Nebraska child care advocates on defense as providers struggle and bills languish

As strong winds and heavy snow battered Lincoln, Shannon Hampson’s house was unusually quiet – absent the dozen kids who fill her in-home child care with laughter, cries and questions.
Between snow and sicknesses that week, Hampson said she’d be out $540. She’d have to rebudget: maybe she’d buy beans instead of chicken breasts, skip a field trip.
If the kids’ families paid full tuition themselves, absences wouldn’t affect her bottom line. But Hampson offers nearly all her slots to families who qualify for Nebraska’s federally funded child care subsidy. The state will pay for a handful of absences per kid. After that, it only pays providers if the kid shows up.

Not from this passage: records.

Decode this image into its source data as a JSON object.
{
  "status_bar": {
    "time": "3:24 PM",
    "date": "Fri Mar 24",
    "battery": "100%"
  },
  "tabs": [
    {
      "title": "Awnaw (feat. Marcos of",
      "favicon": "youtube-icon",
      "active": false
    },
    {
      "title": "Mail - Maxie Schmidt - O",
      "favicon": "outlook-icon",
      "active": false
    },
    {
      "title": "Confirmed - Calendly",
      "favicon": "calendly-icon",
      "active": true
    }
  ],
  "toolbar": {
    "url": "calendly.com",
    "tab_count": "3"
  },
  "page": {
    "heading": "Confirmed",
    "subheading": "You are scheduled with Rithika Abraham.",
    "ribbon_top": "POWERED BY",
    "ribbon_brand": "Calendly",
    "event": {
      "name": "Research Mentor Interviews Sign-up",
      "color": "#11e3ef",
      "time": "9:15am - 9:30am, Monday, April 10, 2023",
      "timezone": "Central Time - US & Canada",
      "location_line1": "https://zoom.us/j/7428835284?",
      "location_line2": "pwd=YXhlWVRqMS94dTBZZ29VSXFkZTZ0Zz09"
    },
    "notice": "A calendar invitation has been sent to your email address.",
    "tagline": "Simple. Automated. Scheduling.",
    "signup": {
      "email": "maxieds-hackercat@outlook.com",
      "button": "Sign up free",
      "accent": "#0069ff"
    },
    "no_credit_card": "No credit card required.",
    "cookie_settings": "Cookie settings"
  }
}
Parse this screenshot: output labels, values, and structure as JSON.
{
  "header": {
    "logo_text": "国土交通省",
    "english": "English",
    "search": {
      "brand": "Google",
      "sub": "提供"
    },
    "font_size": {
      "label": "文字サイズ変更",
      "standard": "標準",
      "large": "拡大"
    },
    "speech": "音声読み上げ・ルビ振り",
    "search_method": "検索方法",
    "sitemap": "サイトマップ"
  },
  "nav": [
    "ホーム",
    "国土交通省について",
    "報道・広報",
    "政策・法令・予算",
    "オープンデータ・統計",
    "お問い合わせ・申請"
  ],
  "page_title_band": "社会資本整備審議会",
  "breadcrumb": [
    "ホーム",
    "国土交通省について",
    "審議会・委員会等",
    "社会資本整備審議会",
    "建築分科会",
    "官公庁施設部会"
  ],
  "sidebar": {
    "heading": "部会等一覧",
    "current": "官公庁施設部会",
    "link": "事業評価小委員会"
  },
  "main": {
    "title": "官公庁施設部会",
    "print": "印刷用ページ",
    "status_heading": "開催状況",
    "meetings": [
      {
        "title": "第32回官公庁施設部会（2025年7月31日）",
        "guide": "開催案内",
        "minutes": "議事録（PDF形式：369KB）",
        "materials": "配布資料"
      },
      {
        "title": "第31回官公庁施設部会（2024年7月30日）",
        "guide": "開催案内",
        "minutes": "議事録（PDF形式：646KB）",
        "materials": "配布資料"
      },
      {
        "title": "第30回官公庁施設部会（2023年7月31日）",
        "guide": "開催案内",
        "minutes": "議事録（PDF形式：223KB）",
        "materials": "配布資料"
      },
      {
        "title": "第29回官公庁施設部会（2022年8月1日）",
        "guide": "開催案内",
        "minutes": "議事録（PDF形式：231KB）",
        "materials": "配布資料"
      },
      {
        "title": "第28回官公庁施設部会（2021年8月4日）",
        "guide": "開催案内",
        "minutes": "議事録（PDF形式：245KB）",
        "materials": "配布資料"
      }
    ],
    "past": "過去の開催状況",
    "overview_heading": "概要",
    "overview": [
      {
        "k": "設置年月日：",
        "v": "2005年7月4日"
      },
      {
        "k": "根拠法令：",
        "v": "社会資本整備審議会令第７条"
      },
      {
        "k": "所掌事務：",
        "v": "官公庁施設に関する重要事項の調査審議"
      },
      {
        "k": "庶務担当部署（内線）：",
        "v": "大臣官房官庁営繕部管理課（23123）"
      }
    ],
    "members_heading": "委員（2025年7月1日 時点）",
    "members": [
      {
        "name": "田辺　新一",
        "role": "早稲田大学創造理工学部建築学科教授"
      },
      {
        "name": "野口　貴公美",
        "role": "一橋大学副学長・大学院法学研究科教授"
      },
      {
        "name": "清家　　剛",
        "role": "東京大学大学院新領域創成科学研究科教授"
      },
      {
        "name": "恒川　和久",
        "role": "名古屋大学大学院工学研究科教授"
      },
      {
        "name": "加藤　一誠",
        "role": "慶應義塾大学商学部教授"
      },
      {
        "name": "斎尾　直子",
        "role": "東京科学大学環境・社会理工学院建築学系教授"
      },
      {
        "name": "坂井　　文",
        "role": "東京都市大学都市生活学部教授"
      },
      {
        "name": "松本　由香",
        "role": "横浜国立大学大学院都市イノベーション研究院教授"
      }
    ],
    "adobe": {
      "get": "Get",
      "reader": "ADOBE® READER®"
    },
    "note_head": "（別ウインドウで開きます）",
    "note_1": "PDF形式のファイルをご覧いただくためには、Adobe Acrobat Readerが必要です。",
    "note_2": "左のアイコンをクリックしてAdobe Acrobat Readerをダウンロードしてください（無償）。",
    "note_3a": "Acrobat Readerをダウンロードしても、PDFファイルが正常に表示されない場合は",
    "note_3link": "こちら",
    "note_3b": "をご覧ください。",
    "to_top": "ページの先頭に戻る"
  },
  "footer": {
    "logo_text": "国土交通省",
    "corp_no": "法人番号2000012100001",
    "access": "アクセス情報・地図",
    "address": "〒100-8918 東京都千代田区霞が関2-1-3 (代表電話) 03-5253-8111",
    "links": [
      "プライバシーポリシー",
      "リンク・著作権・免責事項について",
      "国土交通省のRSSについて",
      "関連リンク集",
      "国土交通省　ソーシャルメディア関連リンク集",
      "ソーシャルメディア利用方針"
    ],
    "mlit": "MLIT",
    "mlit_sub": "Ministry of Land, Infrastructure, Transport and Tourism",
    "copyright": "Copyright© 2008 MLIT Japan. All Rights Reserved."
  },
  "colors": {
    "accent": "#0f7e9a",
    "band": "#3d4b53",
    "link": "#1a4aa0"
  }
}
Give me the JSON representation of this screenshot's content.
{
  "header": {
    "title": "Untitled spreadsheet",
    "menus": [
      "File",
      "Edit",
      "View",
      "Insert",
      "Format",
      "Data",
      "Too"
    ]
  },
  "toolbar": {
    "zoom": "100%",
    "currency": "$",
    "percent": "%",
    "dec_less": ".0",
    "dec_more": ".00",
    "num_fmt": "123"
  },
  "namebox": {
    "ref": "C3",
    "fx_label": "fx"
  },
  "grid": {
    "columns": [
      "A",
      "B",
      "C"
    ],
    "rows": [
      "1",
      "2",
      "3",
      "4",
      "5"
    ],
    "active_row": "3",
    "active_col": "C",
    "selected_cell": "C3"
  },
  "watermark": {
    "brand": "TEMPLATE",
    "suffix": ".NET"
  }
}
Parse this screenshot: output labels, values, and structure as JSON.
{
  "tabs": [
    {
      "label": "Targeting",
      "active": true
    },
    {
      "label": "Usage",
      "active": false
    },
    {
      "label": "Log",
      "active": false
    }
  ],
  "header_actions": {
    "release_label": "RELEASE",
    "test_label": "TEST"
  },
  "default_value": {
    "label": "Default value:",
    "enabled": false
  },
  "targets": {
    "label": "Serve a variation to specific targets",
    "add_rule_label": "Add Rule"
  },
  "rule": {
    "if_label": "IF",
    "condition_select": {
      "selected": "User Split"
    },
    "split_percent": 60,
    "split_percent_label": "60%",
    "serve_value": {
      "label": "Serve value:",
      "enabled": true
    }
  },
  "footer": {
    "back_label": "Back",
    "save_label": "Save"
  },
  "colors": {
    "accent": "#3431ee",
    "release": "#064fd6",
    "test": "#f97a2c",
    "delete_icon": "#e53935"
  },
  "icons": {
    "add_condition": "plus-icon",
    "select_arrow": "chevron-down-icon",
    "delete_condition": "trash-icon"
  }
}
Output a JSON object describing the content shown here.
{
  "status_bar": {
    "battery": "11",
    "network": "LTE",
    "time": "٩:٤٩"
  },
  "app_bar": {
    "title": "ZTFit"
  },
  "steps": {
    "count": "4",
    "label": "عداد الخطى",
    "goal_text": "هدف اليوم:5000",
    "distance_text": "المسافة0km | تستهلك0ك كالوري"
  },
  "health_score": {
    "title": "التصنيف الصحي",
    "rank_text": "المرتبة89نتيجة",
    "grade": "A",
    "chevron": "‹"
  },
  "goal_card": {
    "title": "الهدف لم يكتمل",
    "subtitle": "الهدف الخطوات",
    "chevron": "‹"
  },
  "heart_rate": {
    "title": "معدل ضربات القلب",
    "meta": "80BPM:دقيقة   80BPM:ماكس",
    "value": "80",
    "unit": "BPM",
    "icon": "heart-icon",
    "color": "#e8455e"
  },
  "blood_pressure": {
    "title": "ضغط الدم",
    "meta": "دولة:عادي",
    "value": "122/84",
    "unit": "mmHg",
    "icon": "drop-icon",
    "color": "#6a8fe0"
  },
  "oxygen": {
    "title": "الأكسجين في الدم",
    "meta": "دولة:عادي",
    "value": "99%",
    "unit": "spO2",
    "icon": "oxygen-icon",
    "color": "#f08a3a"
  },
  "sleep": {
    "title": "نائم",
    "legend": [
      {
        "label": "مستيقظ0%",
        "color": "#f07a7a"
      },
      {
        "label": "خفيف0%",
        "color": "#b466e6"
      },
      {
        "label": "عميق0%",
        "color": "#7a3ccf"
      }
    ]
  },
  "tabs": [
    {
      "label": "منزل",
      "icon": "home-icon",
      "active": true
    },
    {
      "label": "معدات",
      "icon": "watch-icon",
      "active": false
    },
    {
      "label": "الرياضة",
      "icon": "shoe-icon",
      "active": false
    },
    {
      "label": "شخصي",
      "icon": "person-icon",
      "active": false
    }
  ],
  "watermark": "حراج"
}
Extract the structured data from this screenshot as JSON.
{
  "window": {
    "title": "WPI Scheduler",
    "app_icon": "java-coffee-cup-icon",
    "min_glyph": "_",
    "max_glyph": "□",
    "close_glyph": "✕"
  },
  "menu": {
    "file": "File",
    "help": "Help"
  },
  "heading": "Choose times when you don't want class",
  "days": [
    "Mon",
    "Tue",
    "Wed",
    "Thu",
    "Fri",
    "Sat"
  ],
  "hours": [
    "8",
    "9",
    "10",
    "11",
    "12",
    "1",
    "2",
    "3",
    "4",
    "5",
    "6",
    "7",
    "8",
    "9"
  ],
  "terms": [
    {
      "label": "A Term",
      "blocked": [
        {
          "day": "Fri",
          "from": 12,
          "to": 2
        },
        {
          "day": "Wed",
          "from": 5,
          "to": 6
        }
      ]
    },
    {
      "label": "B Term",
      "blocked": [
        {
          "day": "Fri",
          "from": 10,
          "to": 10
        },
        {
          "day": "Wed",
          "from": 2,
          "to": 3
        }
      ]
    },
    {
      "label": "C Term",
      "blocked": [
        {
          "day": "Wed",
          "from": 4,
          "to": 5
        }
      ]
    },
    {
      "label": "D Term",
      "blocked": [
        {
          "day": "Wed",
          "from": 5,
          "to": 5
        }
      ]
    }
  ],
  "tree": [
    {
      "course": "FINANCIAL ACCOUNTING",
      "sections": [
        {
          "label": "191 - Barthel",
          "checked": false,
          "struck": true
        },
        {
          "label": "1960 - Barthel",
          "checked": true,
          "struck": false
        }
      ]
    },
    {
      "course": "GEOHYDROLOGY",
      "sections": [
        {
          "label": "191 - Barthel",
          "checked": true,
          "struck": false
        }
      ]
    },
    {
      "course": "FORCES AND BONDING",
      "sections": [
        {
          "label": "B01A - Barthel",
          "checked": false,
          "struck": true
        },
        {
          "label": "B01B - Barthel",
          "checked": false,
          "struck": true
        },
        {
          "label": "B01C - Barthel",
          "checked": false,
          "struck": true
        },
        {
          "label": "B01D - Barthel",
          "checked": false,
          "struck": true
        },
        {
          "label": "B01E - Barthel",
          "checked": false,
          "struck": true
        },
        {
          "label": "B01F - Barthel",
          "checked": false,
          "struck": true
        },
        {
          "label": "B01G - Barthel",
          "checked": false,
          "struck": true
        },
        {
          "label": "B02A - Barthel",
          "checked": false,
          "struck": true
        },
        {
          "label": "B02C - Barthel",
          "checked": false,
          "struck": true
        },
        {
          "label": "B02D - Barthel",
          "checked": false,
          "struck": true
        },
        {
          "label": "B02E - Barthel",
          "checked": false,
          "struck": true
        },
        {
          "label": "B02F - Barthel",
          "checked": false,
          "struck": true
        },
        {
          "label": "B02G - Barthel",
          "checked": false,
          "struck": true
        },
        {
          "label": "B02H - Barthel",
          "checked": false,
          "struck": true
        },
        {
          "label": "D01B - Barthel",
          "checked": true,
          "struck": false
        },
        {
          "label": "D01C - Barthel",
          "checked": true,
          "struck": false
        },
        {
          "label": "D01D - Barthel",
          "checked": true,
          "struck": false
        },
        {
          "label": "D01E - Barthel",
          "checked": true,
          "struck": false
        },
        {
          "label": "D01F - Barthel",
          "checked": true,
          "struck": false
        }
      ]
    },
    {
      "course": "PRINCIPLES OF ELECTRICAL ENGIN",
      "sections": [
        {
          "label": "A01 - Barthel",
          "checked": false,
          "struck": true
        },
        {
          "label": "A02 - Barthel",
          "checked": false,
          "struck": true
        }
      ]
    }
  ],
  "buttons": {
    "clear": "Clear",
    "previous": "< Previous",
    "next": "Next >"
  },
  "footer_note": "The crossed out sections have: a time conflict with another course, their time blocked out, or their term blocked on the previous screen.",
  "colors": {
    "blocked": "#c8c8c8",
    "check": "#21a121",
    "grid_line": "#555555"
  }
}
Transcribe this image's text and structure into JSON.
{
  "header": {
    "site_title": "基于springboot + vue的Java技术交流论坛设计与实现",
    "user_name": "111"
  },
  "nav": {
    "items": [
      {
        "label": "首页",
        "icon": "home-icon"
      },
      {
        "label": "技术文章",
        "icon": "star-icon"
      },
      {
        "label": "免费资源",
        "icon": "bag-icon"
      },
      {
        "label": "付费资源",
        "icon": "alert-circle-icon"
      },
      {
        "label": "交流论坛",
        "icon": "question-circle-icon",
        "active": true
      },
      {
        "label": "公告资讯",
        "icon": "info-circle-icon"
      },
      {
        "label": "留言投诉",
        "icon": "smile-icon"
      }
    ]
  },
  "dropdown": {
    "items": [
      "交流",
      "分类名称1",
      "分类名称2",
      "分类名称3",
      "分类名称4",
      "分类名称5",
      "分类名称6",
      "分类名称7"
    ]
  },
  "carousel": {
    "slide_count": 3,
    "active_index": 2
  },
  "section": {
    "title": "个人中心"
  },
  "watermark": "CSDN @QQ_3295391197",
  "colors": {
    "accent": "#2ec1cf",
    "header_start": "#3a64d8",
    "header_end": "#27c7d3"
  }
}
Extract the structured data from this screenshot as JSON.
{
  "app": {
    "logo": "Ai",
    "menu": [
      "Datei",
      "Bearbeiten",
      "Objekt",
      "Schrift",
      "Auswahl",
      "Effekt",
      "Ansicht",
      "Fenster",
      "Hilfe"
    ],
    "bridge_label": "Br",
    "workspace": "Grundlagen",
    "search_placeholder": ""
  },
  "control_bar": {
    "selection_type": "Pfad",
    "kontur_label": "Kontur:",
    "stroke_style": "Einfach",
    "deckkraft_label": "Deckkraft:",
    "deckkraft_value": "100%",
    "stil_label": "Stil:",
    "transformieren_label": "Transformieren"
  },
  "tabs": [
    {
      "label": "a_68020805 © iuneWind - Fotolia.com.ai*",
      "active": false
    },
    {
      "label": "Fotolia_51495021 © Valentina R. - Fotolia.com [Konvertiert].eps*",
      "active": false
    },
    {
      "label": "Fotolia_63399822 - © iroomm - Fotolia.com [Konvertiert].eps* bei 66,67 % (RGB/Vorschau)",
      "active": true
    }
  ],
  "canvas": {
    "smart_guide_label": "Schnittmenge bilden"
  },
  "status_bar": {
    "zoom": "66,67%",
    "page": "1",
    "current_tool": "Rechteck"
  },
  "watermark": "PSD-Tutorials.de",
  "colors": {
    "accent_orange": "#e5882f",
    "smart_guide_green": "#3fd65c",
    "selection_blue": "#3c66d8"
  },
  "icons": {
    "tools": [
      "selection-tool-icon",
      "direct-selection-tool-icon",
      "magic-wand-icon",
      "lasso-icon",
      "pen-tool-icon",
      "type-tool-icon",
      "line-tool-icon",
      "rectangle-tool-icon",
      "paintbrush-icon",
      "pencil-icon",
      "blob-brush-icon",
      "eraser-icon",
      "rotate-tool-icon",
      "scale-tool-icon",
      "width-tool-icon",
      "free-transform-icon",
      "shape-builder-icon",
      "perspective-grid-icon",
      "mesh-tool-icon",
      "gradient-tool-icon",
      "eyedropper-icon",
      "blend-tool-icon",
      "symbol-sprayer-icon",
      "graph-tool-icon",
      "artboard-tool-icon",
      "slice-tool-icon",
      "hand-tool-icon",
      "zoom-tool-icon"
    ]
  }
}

“Years ago, my family was in poverty,” Hampson said. “We were using food banks, we were using all those things – so I know those stressors … Families leaving their children with other people is a hard thing to do, and I want to be a trustworthy person, (so) people who already have a lot of stressors in their life are comfortable doing so.”
State lawmakers are considering a proposed fix for the issue facing Hampson. It’s one of several bills attempting to chip away at an intractable problem: a lack of affordable, high-quality child care.
But, as lawmakers face down a projected $289 million budget shortfall, advocates are instead focused on protecting what already exists.
“It’s a defense year,” said Elizabeth Everett, deputy director of the nonprofit First Five Nebraska.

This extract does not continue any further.